Indonesia’s national police force is corrupt and has a poor human rights record. Its officers have been accused of killing civilians and of using detention facilities to torture prisoners. The Indonesian government is working to improve its police forces’ performance and has supported a number of local human rights organizations in their efforts to address the issue.
There are multiple, competing political parties in Indonesia. Several parties contest the presidential and parliamentary elections, but the most notable are Golkar and Gerindra.
In the past two decades, a number of nongovernmental organizations have emerged in Indonesia that promote reform and respect for human rights. These NGOs have been instrumental in advancing democratization and human rights in the country.

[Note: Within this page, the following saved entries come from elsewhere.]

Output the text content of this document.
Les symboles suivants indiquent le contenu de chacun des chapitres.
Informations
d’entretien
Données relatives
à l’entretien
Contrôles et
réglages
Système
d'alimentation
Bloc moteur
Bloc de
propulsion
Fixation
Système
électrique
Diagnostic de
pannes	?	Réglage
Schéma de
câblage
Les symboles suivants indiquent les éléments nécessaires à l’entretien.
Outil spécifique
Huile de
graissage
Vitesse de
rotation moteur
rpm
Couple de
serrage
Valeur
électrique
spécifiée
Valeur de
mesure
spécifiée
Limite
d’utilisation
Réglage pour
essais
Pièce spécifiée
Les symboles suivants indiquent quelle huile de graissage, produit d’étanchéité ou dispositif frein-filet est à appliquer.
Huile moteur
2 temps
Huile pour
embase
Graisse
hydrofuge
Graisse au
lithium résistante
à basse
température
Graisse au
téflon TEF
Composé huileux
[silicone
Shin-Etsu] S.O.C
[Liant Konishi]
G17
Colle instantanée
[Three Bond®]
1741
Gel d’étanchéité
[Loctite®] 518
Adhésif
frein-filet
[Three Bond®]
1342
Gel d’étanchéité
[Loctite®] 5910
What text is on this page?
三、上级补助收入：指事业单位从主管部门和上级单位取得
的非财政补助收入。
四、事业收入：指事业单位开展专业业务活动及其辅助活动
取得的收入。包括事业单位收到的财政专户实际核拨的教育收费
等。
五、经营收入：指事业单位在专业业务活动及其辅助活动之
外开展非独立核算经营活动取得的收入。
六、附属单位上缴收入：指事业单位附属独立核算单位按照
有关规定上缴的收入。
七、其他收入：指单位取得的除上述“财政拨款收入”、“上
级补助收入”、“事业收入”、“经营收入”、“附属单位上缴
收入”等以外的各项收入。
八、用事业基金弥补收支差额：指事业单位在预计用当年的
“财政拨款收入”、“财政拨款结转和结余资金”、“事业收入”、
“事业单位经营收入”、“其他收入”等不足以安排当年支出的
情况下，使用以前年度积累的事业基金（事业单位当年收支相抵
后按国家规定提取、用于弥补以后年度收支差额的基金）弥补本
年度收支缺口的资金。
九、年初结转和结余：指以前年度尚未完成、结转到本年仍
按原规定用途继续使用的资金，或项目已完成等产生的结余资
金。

The country’s political system is based on the bicameral parliament, which elects a president and a cabinet. In addition, the legislature creates a legislative commission that oversees the running of parliamentary and presidential elections. The commission is dominated by members of the military and business elites.
A parliamentary majority is needed to pass key legislation and to set priorities for the government. Although the government is generally seen as responsive and open to public opinion, many civil society groups have criticized the parliament for failing to make progress on a range of important issues, such as improving public services and controlling endemic corruption.